Conway MJ, Cruz L, Alam S, Christensen ND, Meyers C - PLoS ONE (2011)

Bottom Line: All mutations led to 20-day virions that were less stable than wild-type and failed to form L1 multimers via nonreducing SDS-PAGE.Furthermore, Optiprep-fractionated 20-day C428S, C175S, and C175,185S capsids appeared permeable to endonucleases in comparison to wild-type and C185S capsids.Exposure to an oxidizing environment failed to enhance infectious titers of any of the cysteine mutants over time as with wild-type.

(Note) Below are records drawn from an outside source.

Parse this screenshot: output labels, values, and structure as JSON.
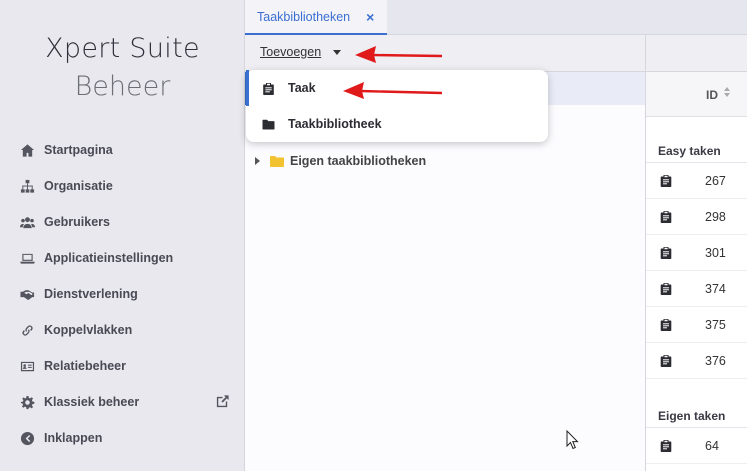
{
  "brand": {
    "line1": "Xpert Suite",
    "line2": "Beheer"
  },
  "sidebar": {
    "items": [
      {
        "label": "Startpagina",
        "icon": "home-icon"
      },
      {
        "label": "Organisatie",
        "icon": "sitemap-icon"
      },
      {
        "label": "Gebruikers",
        "icon": "users-icon"
      },
      {
        "label": "Applicatieinstellingen",
        "icon": "laptop-icon"
      },
      {
        "label": "Dienstverlening",
        "icon": "handshake-icon"
      },
      {
        "label": "Koppelvlakken",
        "icon": "link-icon"
      },
      {
        "label": "Relatiebeheer",
        "icon": "id-card-icon"
      },
      {
        "label": "Klassiek beheer",
        "icon": "gear-icon",
        "external": "external-link-icon"
      },
      {
        "label": "Inklappen",
        "icon": "chevron-left-circle-icon"
      }
    ]
  },
  "tabs": [
    {
      "label": "Taakbibliotheken",
      "close": "×"
    }
  ],
  "toolbar": {
    "add_label": "Toevoegen"
  },
  "dropdown": {
    "items": [
      {
        "label": "Taak",
        "icon": "clipboard-icon"
      },
      {
        "label": "Taakbibliotheek",
        "icon": "folder-icon"
      }
    ]
  },
  "tree": {
    "nodes": [
      {
        "label": "Eigen taakbibliotheken",
        "icon": "folder-icon"
      }
    ]
  },
  "table": {
    "column_id": "ID",
    "groups": [
      {
        "label": "Easy taken",
        "rows": [
          "267",
          "298",
          "301",
          "374",
          "375",
          "376"
        ]
      },
      {
        "label": "Eigen taken",
        "rows": [
          "64"
        ]
      }
    ]
  },
  "colors": {
    "accent": "#3a6fd1",
    "annotation": "#e0191b",
    "folder": "#f2c230"
  }
}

View Article: PubMed Central - PubMed

Affiliation: Department of Microbiology and Immunology, The Pennsylvania State University College of Medicine, Hershey, Pennsylvania, United States of America.

ABSTRACT
Genetic and biochemical analyses of human papillomavirus type 16 (HPV16) capsids have shown that certain conserved L1 cysteine residues are critical for capsid assembly, integrity, and maturation. Since previous studies utilized HPV capsids produced in monolayer culture-based protein expression systems, the ascribed roles for these cysteine residues were not placed in the temporal context of the natural host environment for HPV, stratifying and differentiating human tissue. Here we extend upon previous observation, that HPV16 capsids mature and become stabilized over time (10-day to 20-day) in a naturally occurring tissue-spanning redox gradient, by identifying temporal roles for individual L1 cysteine residues. Specifically, the C175S substitution severely undermined wild-type titers of the virus within both 10 and 20-day tissue, while C428S, C185S, and C175,185S substitutions severely undermined wild-type titers only within 20-day tissue. All mutations led to 20-day virions that were less stable than wild-type and failed to form L1 multimers via nonreducing SDS-PAGE. Furthermore, Optiprep-fractionated 20-day C428S, C175S, and C175,185S capsids appeared permeable to endonucleases in comparison to wild-type and C185S capsids. Exposure to an oxidizing environment failed to enhance infectious titers of any of the cysteine mutants over time as with wild-type. Introduction of these cys mutants results in failure of the virus to mature.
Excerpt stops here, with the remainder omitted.